There are two kinds of fund transaction costs, one is directly borne by investors, which will be directly deducted when trading, and the other part belongs to fund operation costs, which are charged in the fund assets, that is to say, the net value of the fund you see has been deducted from this part of the costs, and investors do not need to pay directly. Generally speaking, the main expenses involved from the investor's purchase of the fund to the redemption of the fund include:
Direct costs:
(1) subscription fee. The subscription fee is the fee charged to the investors who buy the fund during the fund raising period, that is, the fee that needs to be paid when buying a new fund. At present, this fee is usually around 1%, and money market funds do not charge subscription fees.
(2) Subscription fee: Subscription fee is the fee charged by investors when they subscribe. At present, the subscription rate of domestic open-end funds is generally 1% ~ 1.5% of the subscription amount. Subscription and subscription are basically set with multi-level rates, that is, the larger the investment amount, the lower the rate.
(3) Redemption fee: Redemption fee is the fee deducted from the redemption money when the investor redeems. The balance of the redemption fee income after deducting the basic handling fee belongs to the fund. At present, the redemption rate of domestic open-end funds is generally between 1%- 1.5%.
Fund operating expenses: expenses deducted from fund assets to maintain fund operation are not directly paid by investors.
(1) Fund management fee: the fee paid to the fund manager to bear the cost of managing the fund. Fund management fees shall be accrued on a daily basis. At present, it is generally 1.5% annualized in China, and most money market funds are 0.33%.
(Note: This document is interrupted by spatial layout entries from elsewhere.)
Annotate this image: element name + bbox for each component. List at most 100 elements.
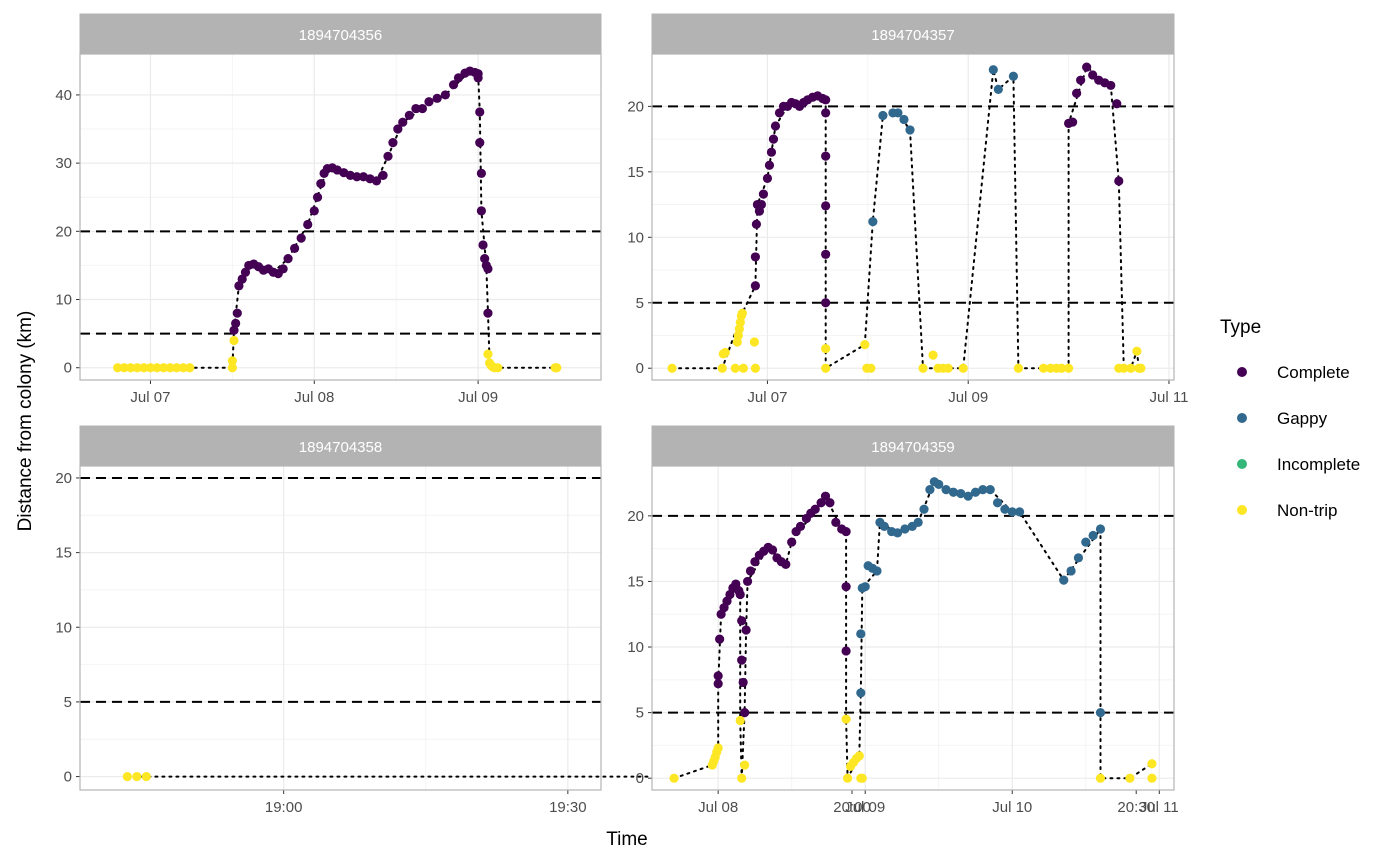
y-tick-label: 15 [627,573,644,590]
data-point [475,107,485,117]
y-tick-label: 10 [627,639,644,656]
data-point [229,335,239,346]
data-point [424,97,434,107]
y-tick-label: 15 [55,545,72,562]
plot-area [652,466,1174,790]
data-point [821,249,831,259]
x-tick-label: 19:30 [549,799,587,816]
data-point [1132,346,1142,356]
facet-panel: 1894704356 0 10 20 30 40 Jul 07 Jul 08 Jul 09 [55,13,602,406]
facet-strip-label: 1894704358 [299,439,382,456]
data-point [741,625,751,635]
y-tick-label: 20 [55,470,72,487]
data-point [145,363,156,373]
data-point [934,479,944,489]
data-point [1112,99,1122,109]
data-point [795,521,806,531]
data-point [478,240,488,250]
data-point [1059,575,1069,585]
data-point [158,363,169,373]
data-point [821,343,831,354]
x-tick-label: 19:00 [265,799,303,816]
panel-border [79,465,602,791]
data-point [1147,773,1157,783]
data-point [825,498,835,508]
data-point [730,363,740,373]
data-point [781,559,791,569]
data-point [1007,507,1017,517]
data-point [764,160,775,170]
x-tick-label: 20:30 [1117,799,1155,816]
data-point [720,347,730,358]
panel-border [651,465,1175,791]
data-point [283,254,293,264]
data-point [1114,176,1124,186]
facet-strip [651,425,1175,467]
legend-label: Gappy [1277,409,1328,428]
data-point [854,751,864,761]
data-point [1068,117,1078,127]
data-point [737,308,747,318]
x-tick-label: 20:00 [833,799,871,816]
legend-key [1237,505,1247,515]
data-point [113,363,123,373]
data-point [787,537,797,547]
legend-key [1237,413,1247,423]
data-point [139,363,149,373]
data-point [751,219,762,229]
data-point [750,252,760,262]
data-point [440,90,450,100]
data-point [483,349,493,359]
data-point [857,773,867,783]
facet-strip-label: 1894704359 [871,439,954,456]
data-point [856,629,866,639]
data-point [768,134,779,144]
data-point [810,504,820,514]
y-tick-label: 40 [55,87,72,104]
data-point [1088,530,1098,541]
data-point [740,760,750,770]
data-point [750,281,760,291]
data-point [970,487,981,497]
data-point [750,557,760,567]
panel-border [79,53,602,381]
data-point [1106,80,1116,91]
data-point [383,151,393,161]
facet-strip [79,13,602,55]
data-point [905,125,915,135]
data-point [411,103,421,114]
data-point [231,318,241,328]
data-point [669,773,679,783]
data-point [899,114,909,125]
data-point [178,363,188,373]
data-point [928,350,938,360]
facet-strip-label: 1894704356 [299,27,382,44]
data-point [762,173,773,183]
data-point [1126,363,1136,373]
data-point [1125,773,1135,783]
data-point [1013,363,1024,373]
data-point [1072,88,1082,98]
facet-strip [79,425,602,467]
data-point [388,138,398,148]
data-point [312,192,323,202]
data-point [717,363,727,373]
legend-title: Type [1220,317,1261,338]
data-point [821,201,831,211]
data-point [993,84,1003,94]
y-tick-label: 0 [64,360,72,377]
data-point [552,363,562,373]
data-point [913,517,923,528]
data-point [303,219,313,230]
data-point [767,545,778,555]
data-point [404,110,414,120]
data-point [483,308,493,318]
data-point [393,124,403,134]
data-point [290,243,300,253]
y-axis-title: Distance from colony (km) [15,311,36,532]
data-point [750,363,760,373]
data-point [448,80,459,90]
data-point [278,264,288,274]
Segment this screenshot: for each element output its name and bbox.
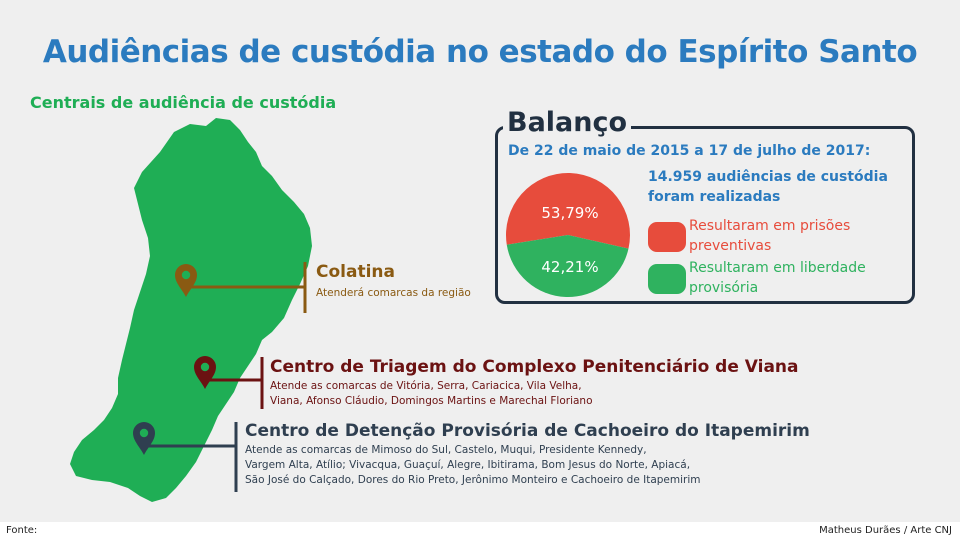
cachoeiro-description-line: Atende as comarcas de Mimoso do Sul, Cas… bbox=[245, 444, 647, 456]
viana-description-line: Atende as comarcas de Vitória, Serra, Ca… bbox=[270, 380, 582, 392]
map-pin-icon bbox=[194, 356, 216, 389]
pie-label-prisoes: 53,79% bbox=[541, 204, 598, 222]
balanco-title: Balanço bbox=[503, 107, 632, 138]
footer-bar bbox=[0, 522, 960, 540]
map-pin-icon bbox=[175, 264, 197, 297]
map-pin-icon bbox=[133, 422, 155, 455]
colatina-description: Atenderá comarcas da região bbox=[316, 287, 471, 299]
cachoeiro-description-line: São José do Calçado, Dores do Rio Preto,… bbox=[245, 474, 701, 486]
balanco-period: De 22 de maio de 2015 a 17 de julho de 2… bbox=[508, 143, 871, 159]
pie-label-liberdade: 42,21% bbox=[541, 258, 598, 276]
viana-label-group: Centro de Triagem do Complexo Penitenciá… bbox=[270, 357, 799, 409]
colatina-label-group: Colatina Atenderá comarcas da região bbox=[316, 262, 471, 301]
legend-text-liberdade: Resultaram em liberdade provisória bbox=[689, 258, 866, 298]
legend-line: preventivas bbox=[689, 238, 772, 254]
legend-text-prisoes: Resultaram em prisões preventivas bbox=[689, 216, 850, 256]
pie-slice-liberdade bbox=[506, 235, 629, 298]
cachoeiro-label-group: Centro de Detenção Provisória de Cachoei… bbox=[245, 421, 810, 488]
balanco-total-line: foram realizadas bbox=[648, 189, 781, 205]
viana-description-line: Viana, Afonso Cláudio, Domingos Martins … bbox=[270, 395, 593, 407]
balanco-total: 14.959 audiências de custódia foram real… bbox=[648, 167, 888, 207]
page-title: Audiências de custódia no estado do Espí… bbox=[42, 34, 918, 70]
cachoeiro-title: Centro de Detenção Provisória de Cachoei… bbox=[245, 421, 810, 441]
map-subtitle: Centrais de audiência de custódia bbox=[30, 93, 337, 112]
legend-line: Resultaram em liberdade bbox=[689, 260, 866, 276]
balanco-pie-chart: 53,79% 42,21% bbox=[505, 173, 630, 298]
state-shape bbox=[70, 118, 312, 502]
footer-source: Fonte: bbox=[6, 525, 38, 536]
pie-slice-prisoes bbox=[505, 173, 630, 249]
balanco-total-line: 14.959 audiências de custódia bbox=[648, 169, 888, 185]
legend-swatch-liberdade bbox=[648, 264, 686, 294]
legend-line: provisória bbox=[689, 280, 759, 296]
cachoeiro-description-line: Vargem Alta, Atílio; Vivacqua, Guaçuí, A… bbox=[245, 459, 691, 471]
viana-title: Centro de Triagem do Complexo Penitenciá… bbox=[270, 357, 799, 377]
footer-credit: Matheus Durães / Arte CNJ bbox=[819, 525, 952, 536]
colatina-title: Colatina bbox=[316, 262, 395, 282]
legend-swatch-prisoes bbox=[648, 222, 686, 252]
legend-line: Resultaram em prisões bbox=[689, 218, 851, 234]
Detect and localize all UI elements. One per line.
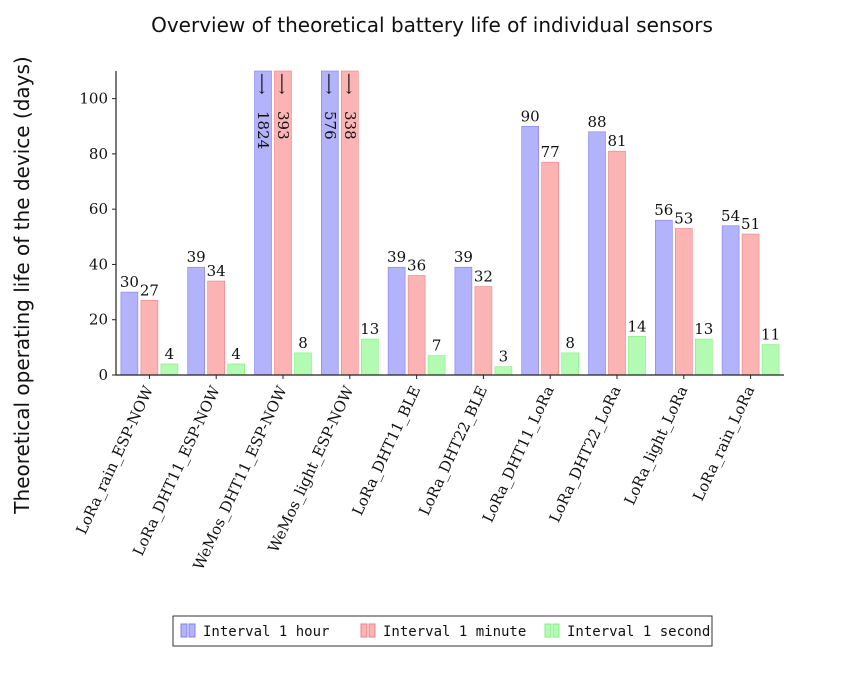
clipped-arrow-wemos-light-esp-now-interval-1-hour: ⟶ <box>320 73 338 95</box>
data-label-wemos-dht11-esp-now-interval-1-second: 8 <box>298 334 308 352</box>
bar-lora-dht22-lora-interval-1-minute <box>608 150 626 376</box>
legend-swatch-interval-1-second-a <box>544 623 552 638</box>
y-tick-label-80: 80 <box>89 145 108 163</box>
data-label-wemos-light-esp-now-interval-1-hour: 576 <box>321 111 339 140</box>
x-tick-label-lora-dht11-ble: LoRa_DHT11_BLE <box>348 383 424 518</box>
legend-label-interval-1-second: Interval 1 second <box>567 624 710 640</box>
data-label-lora-rain-esp-now-interval-1-second: 4 <box>165 345 175 363</box>
y-axis-label: Theoretical operating life of the device… <box>10 56 34 514</box>
bar-lora-light-lora-interval-1-second <box>694 338 713 376</box>
data-label-lora-dht22-lora-interval-1-hour: 88 <box>587 113 606 131</box>
x-tick-label-lora-rain-esp-now: LoRa_rain_ESP-NOW <box>72 383 157 538</box>
legend-swatch-interval-1-hour-b <box>188 623 196 638</box>
legend-swatch-interval-1-hour-a <box>180 623 188 638</box>
bar-lora-light-lora-interval-1-hour <box>654 219 673 376</box>
x-tick-label-lora-light-lora: LoRa_light_LoRa <box>621 383 692 508</box>
bar-lora-dht22-ble-interval-1-second <box>494 366 513 376</box>
legend-swatch-interval-1-second-b <box>552 623 560 638</box>
gridlines <box>116 98 784 321</box>
bar-lora-dht11-lora-interval-1-hour <box>521 125 540 376</box>
data-label-lora-dht22-ble-interval-1-hour: 39 <box>454 248 473 266</box>
bar-lora-dht11-ble-interval-1-hour <box>387 266 406 376</box>
data-label-lora-rain-esp-now-interval-1-hour: 30 <box>120 273 139 291</box>
data-label-wemos-light-esp-now-interval-1-minute: 338 <box>341 111 359 140</box>
bar-wemos-dht11-esp-now-interval-1-second <box>294 352 312 376</box>
data-label-lora-light-lora-interval-1-minute: 53 <box>674 210 693 228</box>
x-tick-label-lora-dht22-ble: LoRa_DHT22_BLE <box>415 383 491 518</box>
bar-lora-rain-lora-interval-1-hour <box>721 225 740 376</box>
data-label-lora-dht22-lora-interval-1-minute: 81 <box>607 132 626 150</box>
data-label-lora-rain-lora-interval-1-second: 11 <box>761 326 780 344</box>
bar-lora-dht11-esp-now-interval-1-hour <box>187 266 205 376</box>
bar-lora-rain-lora-interval-1-minute <box>741 233 760 376</box>
data-label-wemos-dht11-esp-now-interval-1-minute: 393 <box>274 111 292 140</box>
legend-swatch-interval-1-minute-a <box>360 623 368 638</box>
x-tick-label-lora-dht22-lora: LoRa_DHT22_LoRa <box>546 383 625 525</box>
legend-label-interval-1-hour: Interval 1 hour <box>203 624 329 640</box>
bar-lora-dht11-lora-interval-1-second <box>561 352 580 376</box>
bar-lora-dht11-lora-interval-1-minute <box>541 161 560 376</box>
legend-box <box>172 615 713 647</box>
y-tick-label-40: 40 <box>89 255 108 273</box>
bar-lora-rain-lora-interval-1-second <box>761 344 780 376</box>
data-label-lora-dht11-ble-interval-1-second: 7 <box>432 337 442 355</box>
y-tick-label-0: 0 <box>98 366 108 384</box>
bar-lora-rain-esp-now-interval-1-minute <box>140 300 159 376</box>
clipped-arrow-wemos-light-esp-now-interval-1-minute: ⟶ <box>340 73 358 95</box>
data-label-lora-dht11-lora-interval-1-second: 8 <box>565 334 575 352</box>
data-label-lora-dht11-lora-interval-1-minute: 77 <box>541 143 560 161</box>
legend: Interval 1 hour Interval 1 minute Interval… <box>172 615 713 647</box>
bar-lora-dht22-lora-interval-1-hour <box>588 131 606 376</box>
data-label-wemos-dht11-esp-now-interval-1-hour: 1824 <box>254 111 272 149</box>
data-label-lora-rain-esp-now-interval-1-minute: 27 <box>140 281 159 299</box>
data-label-lora-dht22-ble-interval-1-second: 3 <box>499 348 509 366</box>
data-label-lora-dht11-ble-interval-1-hour: 39 <box>387 248 406 266</box>
bar-lora-dht11-ble-interval-1-second <box>427 355 446 376</box>
x-tick-label-lora-rain-lora: LoRa_rain_LoRa <box>689 383 758 504</box>
data-label-lora-dht11-esp-now-interval-1-second: 4 <box>231 345 241 363</box>
bar-lora-dht22-ble-interval-1-hour <box>454 266 473 376</box>
bar-lora-rain-esp-now-interval-1-second <box>160 363 179 376</box>
legend-label-interval-1-minute: Interval 1 minute <box>383 624 526 640</box>
y-tick-label-100: 100 <box>79 90 108 108</box>
clipped-arrow-wemos-dht11-esp-now-interval-1-minute: ⟶ <box>273 73 291 95</box>
data-label-lora-dht22-ble-interval-1-minute: 32 <box>474 268 493 286</box>
x-tick-label-lora-dht11-lora: LoRa_DHT11_LoRa <box>479 383 558 525</box>
bar-lora-dht11-ble-interval-1-minute <box>407 275 426 376</box>
y-tick-label-60: 60 <box>89 200 108 218</box>
bar-lora-dht11-esp-now-interval-1-minute <box>207 280 225 376</box>
data-label-lora-dht22-lora-interval-1-second: 14 <box>627 317 646 335</box>
bar-lora-rain-esp-now-interval-1-hour <box>120 291 139 376</box>
data-label-lora-dht11-esp-now-interval-1-hour: 39 <box>187 248 206 266</box>
data-label-wemos-light-esp-now-interval-1-second: 13 <box>360 320 379 338</box>
data-label-lora-rain-lora-interval-1-minute: 51 <box>741 215 760 233</box>
bar-lora-dht11-esp-now-interval-1-second <box>227 363 245 376</box>
legend-swatch-interval-1-minute-b <box>368 623 376 638</box>
bar-lora-dht22-lora-interval-1-second <box>628 336 646 376</box>
data-label-lora-dht11-lora-interval-1-hour: 90 <box>521 107 540 125</box>
clipped-arrow-wemos-dht11-esp-now-interval-1-hour: ⟶ <box>253 73 271 95</box>
bar-wemos-light-esp-now-interval-1-second <box>360 338 379 376</box>
bar-lora-light-lora-interval-1-minute <box>674 228 693 376</box>
y-tick-label-20: 20 <box>89 311 108 329</box>
chart-title: Overview of theoretical battery life of … <box>151 13 713 37</box>
data-label-lora-light-lora-interval-1-second: 13 <box>694 320 713 338</box>
bar-lora-dht22-ble-interval-1-minute <box>474 286 493 376</box>
data-label-lora-dht11-ble-interval-1-minute: 36 <box>407 257 426 275</box>
data-label-lora-light-lora-interval-1-hour: 56 <box>654 201 673 219</box>
data-label-lora-rain-lora-interval-1-hour: 54 <box>721 207 740 225</box>
data-label-lora-dht11-esp-now-interval-1-minute: 34 <box>207 262 226 280</box>
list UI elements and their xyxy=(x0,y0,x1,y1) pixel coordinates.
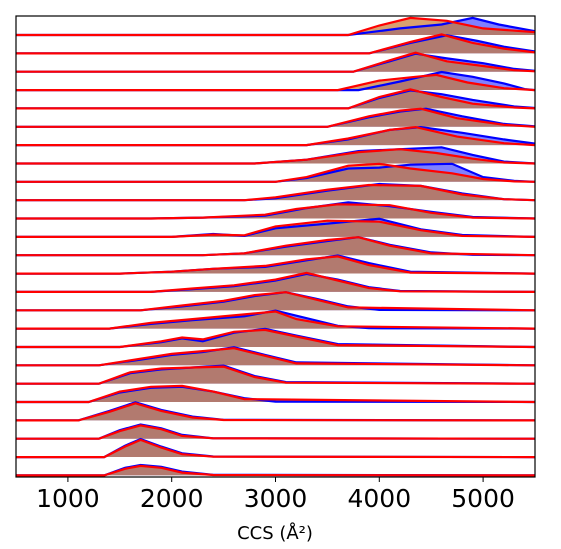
ridge-row-9 xyxy=(16,162,536,183)
series-b-fill xyxy=(16,127,535,146)
series-a-line xyxy=(16,70,536,92)
series-b-line xyxy=(16,148,536,165)
series-b-fill xyxy=(16,292,535,311)
series-b-fill xyxy=(16,348,535,366)
series-b-line xyxy=(16,33,536,55)
x-tick-label: 5000 xyxy=(451,484,515,513)
series-b-fill xyxy=(16,89,535,109)
series-a-line xyxy=(16,423,536,440)
series-b-line xyxy=(16,16,536,37)
ridge-row-4 xyxy=(16,70,536,92)
ridge-row-16 xyxy=(16,291,536,312)
series-b-line xyxy=(16,384,536,404)
series-b-fill xyxy=(16,465,535,476)
series-b-line xyxy=(16,88,536,110)
series-b-fill xyxy=(16,185,535,201)
ridge-row-8 xyxy=(16,146,536,165)
series-b-line xyxy=(16,464,536,477)
ridge-row-22 xyxy=(16,401,536,422)
series-b-line xyxy=(16,162,536,183)
series-a-line xyxy=(16,463,536,477)
ridge-row-2 xyxy=(16,33,536,55)
ridge-row-18 xyxy=(16,327,536,349)
series-b-fill xyxy=(16,34,535,54)
ridge-row-21 xyxy=(16,384,536,404)
series-b-line xyxy=(16,255,536,275)
series-b-line xyxy=(16,424,536,440)
series-b-fill xyxy=(16,149,535,164)
series-b-fill xyxy=(16,329,535,347)
series-b-line xyxy=(16,365,536,385)
x-tick-label: 3000 xyxy=(244,484,308,513)
series-b-line xyxy=(16,51,536,73)
ridge-row-25 xyxy=(16,463,536,477)
ridge-row-13 xyxy=(16,236,536,257)
series-b-line xyxy=(16,219,536,238)
ridge-row-11 xyxy=(16,201,536,220)
ridge-row-23 xyxy=(16,423,536,440)
ridge-row-3 xyxy=(16,51,536,73)
ridge-row-1 xyxy=(16,16,536,37)
series-b-line xyxy=(16,236,536,257)
ridge-row-17 xyxy=(16,309,536,330)
series-a-line xyxy=(16,437,536,459)
ridge-row-14 xyxy=(16,254,536,275)
ridge-row-6 xyxy=(16,107,536,128)
series-b-fill xyxy=(16,385,535,402)
plot-area xyxy=(16,16,536,477)
series-b-fill xyxy=(16,17,535,35)
series-b-line xyxy=(16,271,536,293)
series-b-fill xyxy=(16,425,535,439)
series-b-fill xyxy=(16,108,535,127)
ridge-row-12 xyxy=(16,217,536,238)
x-axis-label: CCS (Å²) xyxy=(237,522,313,544)
x-tick-label: 1000 xyxy=(36,484,100,513)
series-b-fill xyxy=(16,237,535,256)
ridge-row-7 xyxy=(16,125,536,147)
series-b-fill xyxy=(16,272,535,292)
series-b-fill xyxy=(16,439,535,458)
series-b-line xyxy=(16,183,536,202)
series-b-line xyxy=(16,347,536,367)
series-b-line xyxy=(16,107,536,128)
series-b-line xyxy=(16,73,536,92)
series-b-line xyxy=(16,310,536,330)
series-a-fill xyxy=(16,424,535,439)
series-b-line xyxy=(16,438,536,459)
x-axis: 1000 2000 3000 4000 5000 xyxy=(36,477,515,513)
x-tick-label: 2000 xyxy=(140,484,204,513)
series-b-line xyxy=(16,203,536,220)
series-b-line xyxy=(16,402,536,422)
series-b-fill xyxy=(16,311,535,329)
series-b-line xyxy=(16,328,536,349)
ridge-row-15 xyxy=(16,271,536,293)
series-b-fill xyxy=(16,403,535,421)
ridge-row-20 xyxy=(16,364,536,385)
ridge-row-24 xyxy=(16,437,536,459)
series-a-fill xyxy=(16,439,535,458)
x-tick-label: 4000 xyxy=(347,484,411,513)
series-b-line xyxy=(16,125,536,147)
ridge-row-5 xyxy=(16,88,536,110)
series-b-line xyxy=(16,291,536,312)
ridge-row-10 xyxy=(16,182,536,202)
ridge-row-19 xyxy=(16,346,536,367)
series-b-fill xyxy=(16,204,535,219)
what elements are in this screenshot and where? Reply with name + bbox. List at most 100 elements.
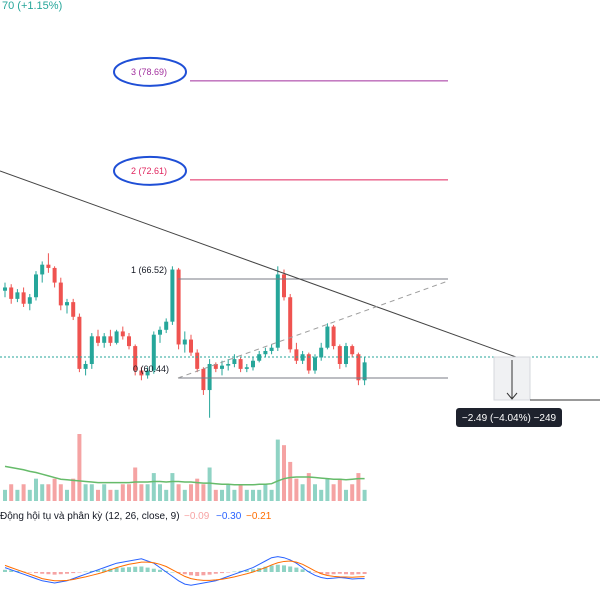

(2) Fund custody fee: the fee paid to the fund custody bank to pay the fund asset custody fee. The fund custody fee is accrued daily, and the annual rate is generally around 0.25%.
(3) Other expenses: mainly including investment transaction expenses, fund information disclosure expenses, accountant fees and attorney fees related to the fund, holders' meeting fees, etc. These expenses are also directly deducted from the fund assets as the operating cost of the fund.
Front end or back end?
Front-end expenses refer to the corresponding subscription/subscription expenses when investors subscribe and purchase funds.
Back-end charge means that the investor does not pay the subscription/subscription fee first, but pays it together with the redemption fee when redeeming the fund. Generally speaking, there are different rates for back-end charges, that is, the longer you hold the fund, the lower the back-end subscription rate you need to pay when redeeming it. At present, many fund companies stipulate that this rate will be reduced to zero after holding the fund for more than five years to encourage investors to hold the fund for a long time. Therefore, investors who make long-term investments are more suitable to choose the back-end charging model.